DataWorks Data Integration – The Central Hub of Big Data Migration to the Cloud and Removal from the Cloud

By Wang Zhe, Product Manager of DataWorks

This article is a part of the One-stop Big Data Development and Governance DataWorks Use Collection.

1. An Introduction to the Basis of Data Integration

Data integration is the central hub for the big data platform to migrate to the cloud and remove from the cloud. Its main function aims to get through the data in different business systems, realize the free offline or real-time flow of data, complete data migration to the cloud, and remove it from the cloud using network solutions.

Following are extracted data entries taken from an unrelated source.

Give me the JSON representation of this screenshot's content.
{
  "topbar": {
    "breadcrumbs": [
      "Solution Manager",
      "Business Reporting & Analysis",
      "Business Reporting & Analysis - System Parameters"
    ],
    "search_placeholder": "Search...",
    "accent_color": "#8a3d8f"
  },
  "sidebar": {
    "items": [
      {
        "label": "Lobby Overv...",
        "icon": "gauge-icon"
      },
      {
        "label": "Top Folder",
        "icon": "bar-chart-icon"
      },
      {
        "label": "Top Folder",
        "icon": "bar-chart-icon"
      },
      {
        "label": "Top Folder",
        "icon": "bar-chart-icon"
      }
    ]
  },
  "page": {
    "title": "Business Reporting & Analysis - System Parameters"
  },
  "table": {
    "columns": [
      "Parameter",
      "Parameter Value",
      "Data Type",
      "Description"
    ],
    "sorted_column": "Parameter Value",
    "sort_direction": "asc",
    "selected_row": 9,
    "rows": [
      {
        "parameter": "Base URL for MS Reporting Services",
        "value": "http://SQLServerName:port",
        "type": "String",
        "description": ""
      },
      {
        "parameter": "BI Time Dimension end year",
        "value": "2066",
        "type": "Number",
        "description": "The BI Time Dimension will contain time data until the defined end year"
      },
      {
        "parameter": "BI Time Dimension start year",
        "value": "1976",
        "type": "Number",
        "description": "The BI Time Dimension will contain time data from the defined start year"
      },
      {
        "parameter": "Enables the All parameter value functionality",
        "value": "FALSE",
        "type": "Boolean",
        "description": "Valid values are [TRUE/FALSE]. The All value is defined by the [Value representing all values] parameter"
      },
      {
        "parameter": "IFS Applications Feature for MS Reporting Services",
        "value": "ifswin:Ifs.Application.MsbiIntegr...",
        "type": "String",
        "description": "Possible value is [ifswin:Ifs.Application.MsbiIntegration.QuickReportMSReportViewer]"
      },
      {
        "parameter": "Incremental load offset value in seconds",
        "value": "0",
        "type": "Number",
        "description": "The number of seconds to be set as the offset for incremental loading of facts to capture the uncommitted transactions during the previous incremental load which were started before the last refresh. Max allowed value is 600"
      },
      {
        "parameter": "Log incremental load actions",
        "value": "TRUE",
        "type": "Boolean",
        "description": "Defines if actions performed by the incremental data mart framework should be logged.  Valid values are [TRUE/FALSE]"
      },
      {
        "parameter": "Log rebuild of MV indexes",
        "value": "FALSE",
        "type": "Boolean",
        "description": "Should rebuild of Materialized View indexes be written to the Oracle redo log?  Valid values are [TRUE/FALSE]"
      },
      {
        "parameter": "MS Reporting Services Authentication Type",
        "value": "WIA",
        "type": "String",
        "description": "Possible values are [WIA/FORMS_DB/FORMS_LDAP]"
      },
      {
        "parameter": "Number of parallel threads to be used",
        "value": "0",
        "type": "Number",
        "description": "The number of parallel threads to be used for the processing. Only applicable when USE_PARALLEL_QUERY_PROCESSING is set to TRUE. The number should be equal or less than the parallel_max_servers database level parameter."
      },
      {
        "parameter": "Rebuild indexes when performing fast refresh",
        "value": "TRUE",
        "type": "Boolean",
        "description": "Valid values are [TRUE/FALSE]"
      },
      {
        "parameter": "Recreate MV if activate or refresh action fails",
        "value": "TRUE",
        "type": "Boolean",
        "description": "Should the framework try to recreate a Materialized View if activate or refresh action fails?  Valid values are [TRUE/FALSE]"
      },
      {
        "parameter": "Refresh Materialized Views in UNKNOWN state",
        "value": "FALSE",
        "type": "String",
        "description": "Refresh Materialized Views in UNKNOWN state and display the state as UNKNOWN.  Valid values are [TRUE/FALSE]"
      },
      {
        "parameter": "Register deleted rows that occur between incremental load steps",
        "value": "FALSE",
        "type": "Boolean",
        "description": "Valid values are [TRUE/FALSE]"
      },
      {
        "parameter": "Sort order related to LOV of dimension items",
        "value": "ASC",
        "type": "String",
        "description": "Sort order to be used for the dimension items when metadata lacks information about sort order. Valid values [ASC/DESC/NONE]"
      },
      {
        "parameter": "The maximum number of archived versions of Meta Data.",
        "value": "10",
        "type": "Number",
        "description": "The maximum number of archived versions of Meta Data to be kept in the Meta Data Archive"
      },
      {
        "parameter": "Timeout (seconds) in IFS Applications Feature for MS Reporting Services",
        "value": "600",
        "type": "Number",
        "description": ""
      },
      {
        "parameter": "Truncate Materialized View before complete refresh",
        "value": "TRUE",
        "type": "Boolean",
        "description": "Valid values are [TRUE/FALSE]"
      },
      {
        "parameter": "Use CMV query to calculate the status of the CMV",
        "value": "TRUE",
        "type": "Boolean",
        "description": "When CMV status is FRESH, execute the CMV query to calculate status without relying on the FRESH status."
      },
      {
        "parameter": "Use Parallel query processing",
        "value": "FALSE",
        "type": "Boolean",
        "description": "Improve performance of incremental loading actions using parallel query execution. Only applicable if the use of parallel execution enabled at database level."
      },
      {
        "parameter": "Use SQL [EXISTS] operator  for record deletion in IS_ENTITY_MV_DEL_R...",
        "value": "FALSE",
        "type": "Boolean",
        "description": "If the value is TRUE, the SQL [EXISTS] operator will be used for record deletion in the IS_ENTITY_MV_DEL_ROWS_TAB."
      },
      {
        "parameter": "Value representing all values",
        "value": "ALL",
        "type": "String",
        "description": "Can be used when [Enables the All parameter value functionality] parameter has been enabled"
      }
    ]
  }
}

Data integration completed publishing DataX 1.0 and 2.0 in 2011 and officially published DataX 3.0 in 2014. In 2018, the three versions were integrated, which unified the internal functions of public cloud, Apsara Stack, and Alibaba to establish the Data Integration service of Alibaba, which can optimize development efficiency and reduce O&M costs. In 2019, the exclusive resource group was published, and data integration was formally commercialized. In 2020, real-time simultaneous was published, allowing a full incremental solution and separate testing of resource group connectivity.

Data integration has two major functions. The first function works a as data middle platform to connect to the external central hub. It is responsible for the connection of data flow among the connected cloud systems. The second is a one-stop data transmission service across clouds and networks. In data integration, all data can be accessed to provide a one-stop solution.

(1) Business Scenarios

Business Scenario 1 – Migrate to the Cloud: It can be used when you need to quickly and securely migrate data to the cloud storage for further business analysis, such as offline MySQL, Oracle-to-cloud MaxCompute, or MC-Hologres and E-MapReduce. One-time full or continuous increment is supported during cloud migration, including offline or real-time modes.

Business Scenario 2 – Real-Time Data Warehouses: It supports the aggregation of batch or streaming data into real-time warehouses. It can also be used for data aggregation and analysis related to IoT and the collection and analysis of log data streams.

Business Scenario 3 – Disaster Recovery Backup: It can be used when your original data needs to be transferred to the storage system for disaster recovery or long-term backup. For example, the data on MaxCompute can be written into OSS and made into files, and the compression method can be used to save storage space. When needed, OSS files can also be restored to original tables and other forms.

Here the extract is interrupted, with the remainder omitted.